The most common cancer was ovarian or fallopian (42.0%) and the most common surgical procedure was total abdominal hysterectomy with bilateral or unilateral salpingo-oophorectomy (57%).

Guntupalli and colleagues assessed and compared major bleeding rates and clinically relevant nonmajor bleeding events over 90 days with apixaban or enoxaparin.

They found no significant differences in the rates of major bleeding events between the two groups, with events occurring in only one patient in each group (0.5% for both; OR: 1.04; 95% CI: 0.07-16.76; P ˂ 0.99).
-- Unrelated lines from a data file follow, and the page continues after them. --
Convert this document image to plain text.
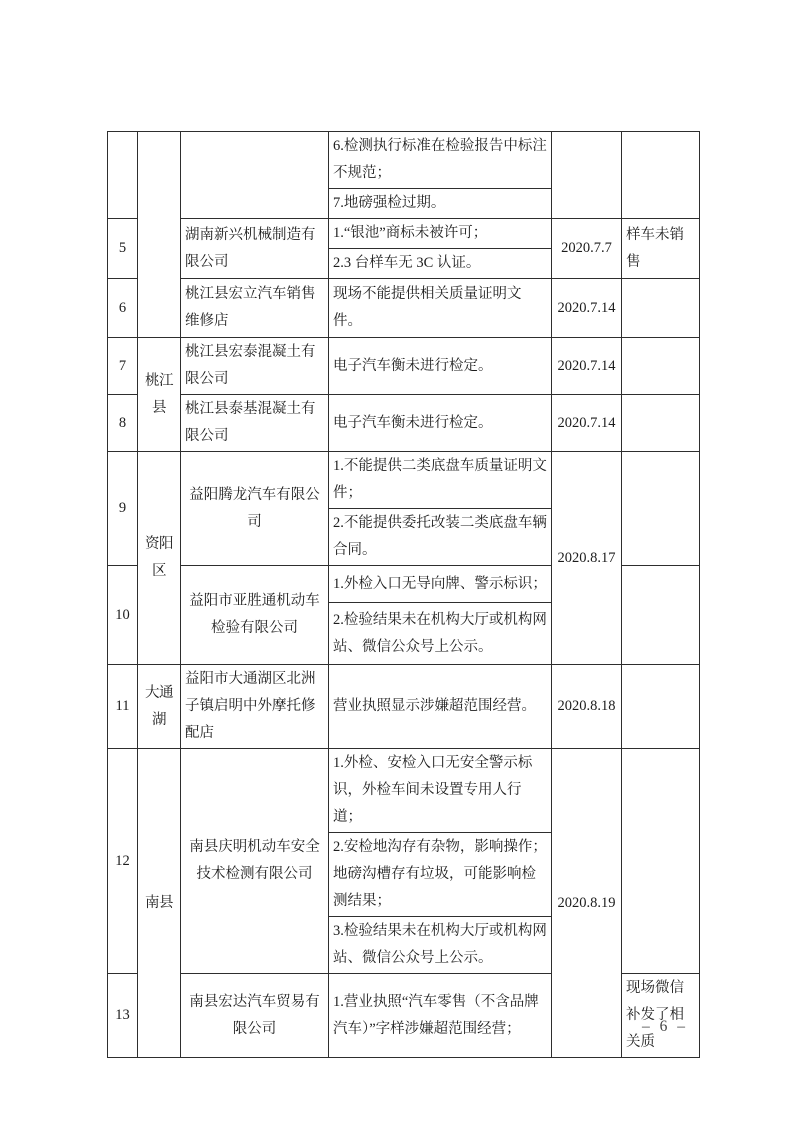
			6.检测执行标准在检验报告中标注不规范；		
			7.地磅强检过期。		
5		湖南新兴机械制造有限公司	1.“银池”商标未被许可；	2020.7.7	样车未销售
			2.3 台样车无 3C 认证。		
6		桃江县宏立汽车销售维修店	现场不能提供相关质量证明文件。	2020.7.14	
7	桃江县	桃江县宏泰混凝土有限公司	电子汽车衡未进行检定。	2020.7.14	
8		桃江县泰基混凝土有限公司	电子汽车衡未进行检定。	2020.7.14	
9	资阳区	益阳腾龙汽车有限公司	1.不能提供二类底盘车质量证明文件；	2020.8.17	
			2.不能提供委托改装二类底盘车辆合同。		
10		益阳市亚胜通机动车检验有限公司	1.外检入口无导向牌、警示标识；		
			2.检验结果未在机构大厅或机构网站、微信公众号上公示。		
11	大通湖	益阳市大通湖区北洲子镇启明中外摩托修配店	营业执照显示涉嫌超范围经营。	2020.8.18	
12	南县	南县庆明机动车安全技术检测有限公司	1.外检、安检入口无安全警示标识，外检车间未设置专用人行道；	2020.8.19	
			2.安检地沟存有杂物，影响操作；地磅沟槽存有垃圾，可能影响检测结果；		
			3.检验结果未在机构大厅或机构网站、微信公众号上公示。		
13		南县宏达汽车贸易有限公司	1.营业执照“汽车零售（不含品牌汽车）”字样涉嫌超范围经营；		现场微信补发了相关质
– 6 –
There were also no significant between-group differences in clinically relevant nonmajor bleeding events (5.4% apixaban vs 9.7% enoxaparin; OR: 1.88; 95% CI: 0.87-4.1; P=0.11) or venous thromboembolic events (1.0% versus 1.5%, respectively; OR: 1.57; 95% CI: 0.26-9.50; P=0.68).

The same was true for the following:

  • Adverse events, the most common of which included arthralgia, wound infection, and hospitalization within 28 days after surgery in both groups.
  • Medication adherence, with 84.8% in the apixaban group and 83.7% in the enoxaparin group missing less than 2 days of treatment (OR: 0.92; 95% DI: 0.54-1.57; P=0.76).
  • Quality of life either before or after the study.
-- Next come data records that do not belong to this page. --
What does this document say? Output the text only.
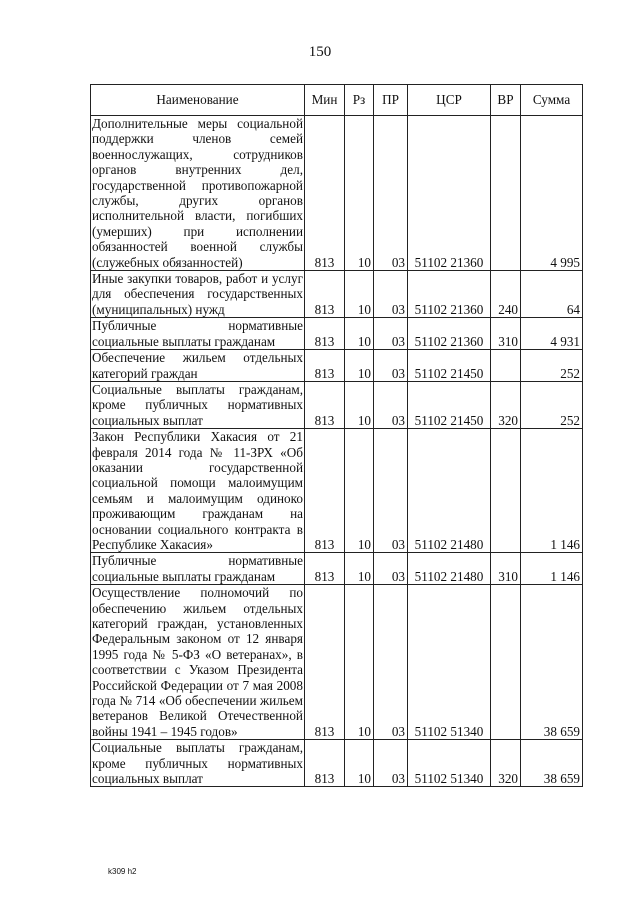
150
Наименование	Мин	Рз	ПР	ЦСР	ВР	Сумма
Дополнительные меры социальной поддержки членов семей военнослужащих, сотрудников органов внутренних дел, государственной противопожарной службы, других органов исполнительной власти, погибших (умерших) при исполнении обязанностей военной службы (служебных обязанностей)	813	10	03	51102 21360		4 995
Иные закупки товаров, работ и услуг для обеспечения государственных (муниципальных) нужд	813	10	03	51102 21360	240	64
Публичные нормативные социальные выплаты гражданам	813	10	03	51102 21360	310	4 931
Обеспечение жильем отдельных категорий граждан	813	10	03	51102 21450		252
Социальные выплаты гражданам, кроме публичных нормативных социальных выплат	813	10	03	51102 21450	320	252
Закон Республики Хакасия от 21 февраля 2014 года № 11-ЗРХ «Об оказании государственной социальной помощи малоимущим семьям и малоимущим одиноко проживающим гражданам на основании социального контракта в Республике Хакасия»	813	10	03	51102 21480		1 146
Публичные нормативные социальные выплаты гражданам	813	10	03	51102 21480	310	1 146
Осуществление полномочий по обеспечению жильем отдельных категорий граждан, установленных Федеральным законом от 12 января 1995 года № 5-ФЗ «О ветеранах», в соответствии с Указом Президента Российской Федерации от 7 мая 2008 года № 714 «Об обеспечении жильем ветеранов Великой Отечественной войны 1941 – 1945 годов»	813	10	03	51102 51340		38 659
Социальные выплаты гражданам, кроме публичных нормативных социальных выплат	813	10	03	51102 51340	320	38 659
k309 h2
Importantly, women treated with oral apixaban reported greater satisfaction in the ease of taking medication (98.9% vs 58.8%; OR: 0.06; 95% CI: 0.01-0.25; P ˂ 0.001) compared with those treated with subcutaneous enoxaparin, as well as greater satisfaction with the amount of pain associated with treatment (2.1% vs 49.2%; OR: 9.20; 95% CI: 2.67-31.82; P ˂ 0.001).
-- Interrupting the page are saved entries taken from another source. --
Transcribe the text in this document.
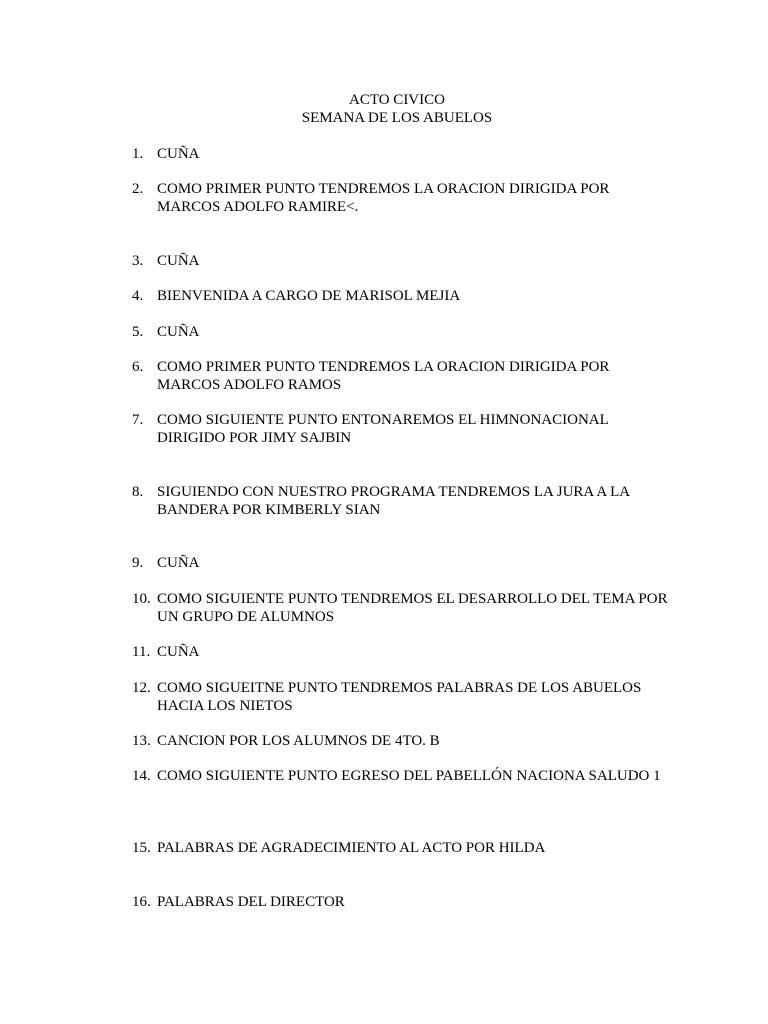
ACTO CIVICO
SEMANA DE LOS ABUELOS
1. CUÑA
2. COMO PRIMER PUNTO TENDREMOS LA ORACION DIRIGIDA POR MARCOS ADOLFO RAMIRE<.
3. CUÑA
4. BIENVENIDA A CARGO DE MARISOL MEJIA
5. CUÑA
6. COMO PRIMER PUNTO TENDREMOS LA ORACION DIRIGIDA POR MARCOS ADOLFO RAMOS
7. COMO SIGUIENTE PUNTO ENTONAREMOS EL HIMNONACIONAL DIRIGIDO POR JIMY SAJBIN
8. SIGUIENDO CON NUESTRO PROGRAMA TENDREMOS LA JURA A LA BANDERA POR KIMBERLY SIAN
9. CUÑA
10. COMO SIGUIENTE PUNTO TENDREMOS EL DESARROLLO DEL TEMA POR UN GRUPO DE ALUMNOS
11. CUÑA
12. COMO SIGUEITNE PUNTO TENDREMOS PALABRAS DE LOS ABUELOS HACIA LOS NIETOS
13. CANCION POR LOS ALUMNOS DE 4TO. B
14. COMO SIGUIENTE PUNTO EGRESO DEL PABELLÓN NACIONA SALUDO 1
15. PALABRAS DE AGRADECIMIENTO AL ACTO POR HILDA
16. PALABRAS DEL DIRECTOR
Study limitations included low VTE and bleeding rates and researchers’ inability to blind patients to which study drug they received.

Elisabeth Diver, MD, of the Stanford Cancer Institute, Stanford University School of Medicine, Stanford, CA, stressed the importance of prophylaxis in this patient population.

“Postsurgical venous thromboembolism (VTE) pharmacologic prophylaxis is recommended for patients with cancer by the American Society for Clinical Oncology (ASCO) and the American Academy of Chest Physicians, as well as in the Gynecologic Oncology Enhanced Recovery After Surgery (ERAS) recommendations,” she wrote in an accompanying editorial. “Malignancy and radical pelvic surgery are known risk factors for the development of VTE, highlighting the distinct need for effective and tolerable prophylactic strategies for women with gynecology cancers.”

Diver also touched on the drawbacks to standard prophylaxis with low-molecular-weight heparin and enoxaparin, stressing: “Patients in the past have demonstrated lower adherence with injectable prophylaxis, and patient preference for an oral medication is clear in the findings of this trial.”

These positive results using apixaban for oral VTE prevention from Guntupalli and colleagues are important.

“As more data are acquired through general use and repeated clinical trials, we are likely to see the emergence of a new standard of care for these women that improves patient satisfaction and may improve compliance. In light of these data, a noninferiority trial designed to assess efficacy of VTE prevention will be required to change standard of care for all women in this patient population, and this study provides the scientific rationale to launch such an investigation,” Diver concluded.

  1. Compared with subcutaneous enoxaparin, oral apixaban may be an easier and less painful alternative for thromboprophylaxis in women undergoing surgery for gynecologic cancers.

  2. In a head-to-head comparison of the two agents, researchers found no differences in major bleeding rates, clinically relevant non-major bleeds, or venous thromboembolic events.

E.C. Meszaros, Contributing Writer, BreakingMED™

This study was supported by Bristol-Myers-Squibb and Pfizer, Inc.

Guntupalli reported no disclosures.

Diver has received personal fees from Clovis Oncology and GlaxoSmithKline.